J Cancer Res Ther. 2016 Oct-Dec;12(4):1224-1233. doi: 10.4103/0973-1482.176169.
Major histocompatibility complex Class I-related chain A/chain B (MICA/MICB) is stress-inducible, highly polymorphic ligands whose expression at the transcript level has been detected in all tissues except the central nervous system. However, their restricted protein expression is due to their regulation at the posttranslational level. Its levels are elevated in virally infected and neoplastically transformed cells. Membrane expression of this NKG2DL marks the aberrant cells for elimination by those immune effector cells that express the cognate NKG2D receptor. Among the evasion strategies developed by tumors, the metalloprotease-dependent shedding of MICA/MICB from tumors (either the free or the exosome form) can contribute to the inhibition of cytolysis by the immune effector cells (all NK cells, most NKT cells; γδ CD8+ T cells and αβ CD8+ T cells, as well as some αβ CD4+ T cells). There are micro-RNA clusters that regulate surface expression and shedding. Polymorphic variants can be used as susceptibility/associative markers and can also possibly be used to correlate with tumor survival as well as staging/grading of tumors. Variations in the expression level require quantification of this marker for diagnostic/prognostic and therapeutic purposes. Mechanism-based studies would provide a better tumor-specific understanding of their relative roles in the processes of tumor cell elimination versus growth and progression. Last but not least, conventional, interlaboratory validated assays (for, e.g., antibody-based methods) should be replaced by robust, reproducible, feasible biophysics-based methods using tumor biopsies. Further, correlative DNA polymorphism-based studies can be done using biological fluids (for, e.g., human saliva) that can be sampled by minimally invasive means.

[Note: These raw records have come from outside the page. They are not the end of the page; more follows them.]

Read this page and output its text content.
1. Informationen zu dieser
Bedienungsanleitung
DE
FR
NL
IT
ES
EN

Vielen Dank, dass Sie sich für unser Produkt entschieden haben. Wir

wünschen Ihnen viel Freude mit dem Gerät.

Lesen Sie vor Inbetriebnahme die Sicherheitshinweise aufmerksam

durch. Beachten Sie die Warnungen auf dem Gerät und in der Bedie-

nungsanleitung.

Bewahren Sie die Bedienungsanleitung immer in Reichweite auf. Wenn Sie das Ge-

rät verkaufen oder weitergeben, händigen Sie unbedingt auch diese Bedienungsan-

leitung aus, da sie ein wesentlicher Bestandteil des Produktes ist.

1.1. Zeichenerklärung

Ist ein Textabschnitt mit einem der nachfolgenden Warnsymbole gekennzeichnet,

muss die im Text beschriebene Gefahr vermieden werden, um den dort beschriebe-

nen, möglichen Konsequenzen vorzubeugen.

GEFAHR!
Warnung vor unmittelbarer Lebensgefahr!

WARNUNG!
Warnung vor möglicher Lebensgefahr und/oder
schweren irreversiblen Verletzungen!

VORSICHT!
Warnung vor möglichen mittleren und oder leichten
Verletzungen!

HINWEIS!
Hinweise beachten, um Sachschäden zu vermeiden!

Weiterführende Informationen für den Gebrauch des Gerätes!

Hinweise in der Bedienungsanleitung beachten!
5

主要组织相容性复合体I类相关链A/链B(MICA/MICB)是应激诱导的、高度多态的配体,除中枢神经系统外,在所有组织的转录水平均检测到其表达。然而,它们有限的蛋白质表达归因于翻译后水平的调控。在病毒感染和肿瘤转化细胞中其水平升高。这种自然杀伤细胞2D配体(NKG2DL)的膜表达标记异常细胞,以便被表达同源自然杀伤细胞2D(NKG2D)受体的免疫效应细胞清除。在肿瘤发展的逃避策略中,肿瘤中依赖金属蛋白酶的MICA/MICB脱落(游离或外泌体形式)可导致免疫效应细胞(所有自然杀伤细胞、大多数自然杀伤T细胞;γδ CD8+ T细胞和αβ CD8+ T细胞,以及一些αβ CD4+ T细胞)对细胞溶解的抑制。存在调节表面表达和脱落的微小RNA簇。多态变体可作为易感性/关联标记,也可能用于与肿瘤存活以及肿瘤分期/分级相关联。表达水平的变化需要对该标记进行定量以用于诊断/预后和治疗目的。基于机制的研究将更好地从肿瘤特异性角度理解它们在肿瘤细胞清除与生长和进展过程中的相对作用。最后但同样重要的是,传统的、经实验室间验证的检测方法(例如基于抗体的方法)应由使用肿瘤活检的强大、可重复、可行的基于生物物理学的方法取代。此外,可以使用可通过微创方式采集的生物体液(例如人唾液)进行基于DNA多态性的相关研究。